Rangkaian acara diawali dengan menyanyikan lagu kebangsaan Indonesia Raya, doa pembuka, laporan panitia, serta sambutan dari sejumlah pejabat dan pengurus organisasi.
Dalam sambutannya, Ketua PGRI Kabupaten Pemalang, Slamet, menyampaikan apresiasi dan terima kasih kepada seluruh tamu undangan yang hadir serta seluruh pengurus yang telah berkontribusi dalam menjalankan program organisasi.
“Saya mengucapkan selamat datang dan terima kasih atas kehadiran Bapak dan Ibu sekalian dalam Konferensi Kerja PGRI Kabupaten Pemalang Tahun Kedua Masa Bakti XXIII. Semoga kegiatan ini semakin memperkuat solidaritas dan kebersamaan dalam memajukan pendidikan,” ujarnya.
Menurutnya, semangat solidaritas yang kuat menjadi modal utama bagi para guru untuk menjalankan tugas dalam mencerdaskan generasi penerus bangsa sekaligus meningkatkan kualitas pendidikan di Kabupaten Pemalang.
Slamet juga menegaskan bahwa PGRI Kabupaten Pemalang akan terus menjaga marwah organisasi sebagai wadah perjuangan profesi guru, organisasi ketenagakerjaan, dan organisasi perjuangan.
Selain itu, berbagai program peningkatan kompetensi guru telah dilaksanakan melalui badan kelengkapan organisasi, asosiasi profesi, serta kegiatan pengembangan karakter dan pembelajaran praktik baik.

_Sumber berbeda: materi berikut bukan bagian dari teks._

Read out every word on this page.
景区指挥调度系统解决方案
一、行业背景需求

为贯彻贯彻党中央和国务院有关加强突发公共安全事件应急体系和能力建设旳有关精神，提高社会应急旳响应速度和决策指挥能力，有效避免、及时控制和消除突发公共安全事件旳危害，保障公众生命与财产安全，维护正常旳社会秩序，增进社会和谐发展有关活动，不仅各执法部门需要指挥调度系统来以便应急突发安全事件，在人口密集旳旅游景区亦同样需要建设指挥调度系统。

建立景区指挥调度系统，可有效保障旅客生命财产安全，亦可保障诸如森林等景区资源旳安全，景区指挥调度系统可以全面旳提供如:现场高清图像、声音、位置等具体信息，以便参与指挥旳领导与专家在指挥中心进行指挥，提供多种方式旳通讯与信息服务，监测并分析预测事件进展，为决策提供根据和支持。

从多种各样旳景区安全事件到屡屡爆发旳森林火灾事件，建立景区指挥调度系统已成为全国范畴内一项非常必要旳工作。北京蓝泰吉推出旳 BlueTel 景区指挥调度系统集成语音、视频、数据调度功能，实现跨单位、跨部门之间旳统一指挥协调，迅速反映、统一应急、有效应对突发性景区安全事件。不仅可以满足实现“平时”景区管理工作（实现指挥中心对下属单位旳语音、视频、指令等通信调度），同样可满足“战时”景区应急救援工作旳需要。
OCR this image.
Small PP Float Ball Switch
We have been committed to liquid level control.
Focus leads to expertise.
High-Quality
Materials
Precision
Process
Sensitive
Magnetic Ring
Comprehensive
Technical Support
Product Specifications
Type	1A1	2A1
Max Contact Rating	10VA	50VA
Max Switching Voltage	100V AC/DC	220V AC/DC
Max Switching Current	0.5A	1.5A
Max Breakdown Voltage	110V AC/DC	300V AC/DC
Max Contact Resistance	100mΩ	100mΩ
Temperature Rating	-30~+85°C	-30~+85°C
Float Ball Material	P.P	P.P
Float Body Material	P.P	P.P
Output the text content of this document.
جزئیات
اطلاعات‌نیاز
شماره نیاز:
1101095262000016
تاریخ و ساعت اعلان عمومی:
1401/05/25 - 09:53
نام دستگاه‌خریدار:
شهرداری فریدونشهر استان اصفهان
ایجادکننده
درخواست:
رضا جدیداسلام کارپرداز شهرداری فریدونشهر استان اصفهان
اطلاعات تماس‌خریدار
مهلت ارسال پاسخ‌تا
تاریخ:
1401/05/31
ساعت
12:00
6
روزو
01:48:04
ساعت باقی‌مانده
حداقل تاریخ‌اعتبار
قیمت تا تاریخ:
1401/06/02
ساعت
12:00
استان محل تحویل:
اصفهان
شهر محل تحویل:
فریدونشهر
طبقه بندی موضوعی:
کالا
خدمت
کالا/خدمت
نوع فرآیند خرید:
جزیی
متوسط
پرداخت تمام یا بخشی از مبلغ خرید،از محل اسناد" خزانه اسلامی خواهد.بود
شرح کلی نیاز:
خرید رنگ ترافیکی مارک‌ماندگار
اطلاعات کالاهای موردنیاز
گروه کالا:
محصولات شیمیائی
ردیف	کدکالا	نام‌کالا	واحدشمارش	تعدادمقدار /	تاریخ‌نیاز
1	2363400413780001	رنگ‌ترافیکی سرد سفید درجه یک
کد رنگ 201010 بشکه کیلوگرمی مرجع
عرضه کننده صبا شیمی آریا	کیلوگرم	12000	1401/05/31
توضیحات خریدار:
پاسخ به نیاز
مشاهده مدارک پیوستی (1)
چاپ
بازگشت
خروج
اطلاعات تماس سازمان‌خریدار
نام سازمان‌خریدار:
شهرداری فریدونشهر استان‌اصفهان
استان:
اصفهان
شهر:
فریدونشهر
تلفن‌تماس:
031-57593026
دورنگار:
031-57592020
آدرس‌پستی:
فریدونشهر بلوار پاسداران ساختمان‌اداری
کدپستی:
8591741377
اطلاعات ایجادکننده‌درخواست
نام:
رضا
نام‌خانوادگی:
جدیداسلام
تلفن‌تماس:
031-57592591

“PGRI Kabupaten Pemalang juga telah mengembangkan Lembar Kerja Peserta Didik (LKPD) yang kini digunakan di sejumlah sekolah sebagai alternatif pengganti Lembar Kerja Siswa (LKS), sejalan dengan program LKS gratis yang menjadi salah satu misi Pemerintah Kabupaten Pemalang,” jelasnya.
Sementara itu, sambutan Bupati Pemalang yang diwakili Kepala Dindikpora Kabupaten Pemalang, Supa’at, menyampaikan apresiasi atas terselenggaranya konferensi kerja tersebut dan berharap PGRI terus menjadi mitra strategis pemerintah dalam meningkatkan mutu pendidikan.
Acara kemudian secara resmi dibuka oleh Muhdi yang sekaligus menyampaikan arahan kepada seluruh peserta konferensi.
Sebagai penutup, para peserta disuguhi penampilan Tari Grombyang, tarian khas Kabupaten Pemalang yang menambah semarak suasana kegiatan.
Konferensi Kerja PGRI Kabupaten Pemalang Tahun Kedua Masa Bakti XXIII diharapkan mampu menghasilkan program-program yang inovatif dan berkelanjutan guna mendukung peningkatan kualitas pendidikan serta kesejahteraan guru di Kabupaten Pemalang.